Author Contributions

S.P.C., H.B., and M.A.M. are the principal investigators of the clinical trial; they conducted the study; evaluated patients’ tumor responses, survival, and safety; and wrote parts of the manuscript and reviewed and edited the final manuscript. E.M.G. and F.L.H. wrote the clinical protocol and informed consent, submitted the investigational new drug (IND) application to the FDA, wrote parts of the manuscript, reviewed the published literature, oversaw the clinical trial, and reviewed and edited the final manuscript.

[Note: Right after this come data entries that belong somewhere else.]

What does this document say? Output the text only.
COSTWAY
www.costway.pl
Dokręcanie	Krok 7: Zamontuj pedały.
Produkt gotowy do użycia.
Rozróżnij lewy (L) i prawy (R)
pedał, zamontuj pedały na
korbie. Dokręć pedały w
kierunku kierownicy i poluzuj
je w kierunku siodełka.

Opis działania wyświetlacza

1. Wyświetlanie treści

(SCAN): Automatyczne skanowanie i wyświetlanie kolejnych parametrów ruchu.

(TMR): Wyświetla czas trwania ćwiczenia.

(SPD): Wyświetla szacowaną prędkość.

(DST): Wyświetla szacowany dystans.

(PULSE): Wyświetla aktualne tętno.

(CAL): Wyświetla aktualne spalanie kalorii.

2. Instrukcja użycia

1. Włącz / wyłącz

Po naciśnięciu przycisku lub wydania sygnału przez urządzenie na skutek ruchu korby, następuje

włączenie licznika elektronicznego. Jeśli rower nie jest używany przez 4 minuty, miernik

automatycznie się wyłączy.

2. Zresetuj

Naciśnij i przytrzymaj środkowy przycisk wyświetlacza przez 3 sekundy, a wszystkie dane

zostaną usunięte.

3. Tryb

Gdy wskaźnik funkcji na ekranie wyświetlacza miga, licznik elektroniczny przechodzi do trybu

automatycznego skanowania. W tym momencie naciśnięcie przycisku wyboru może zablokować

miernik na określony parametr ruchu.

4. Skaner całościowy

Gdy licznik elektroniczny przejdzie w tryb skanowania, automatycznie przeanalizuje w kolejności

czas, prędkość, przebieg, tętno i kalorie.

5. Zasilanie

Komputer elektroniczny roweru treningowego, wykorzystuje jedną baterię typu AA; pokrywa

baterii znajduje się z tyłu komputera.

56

N.A. reviewed the clinical data and published literature, wrote the manuscript, and edited and reviewed the final manuscript. All authors approved the submission of the manuscript for publication.

Conflicts of Interest

E.M.G. and F.L.H. are co-inventors of Rexin-G, including its targeted gene delivery system, which was originally developed at the University of Southern California Keck School of Medicine, and they are co-founders of Delta Next-Gene, LLC. The other authors have no competing interests.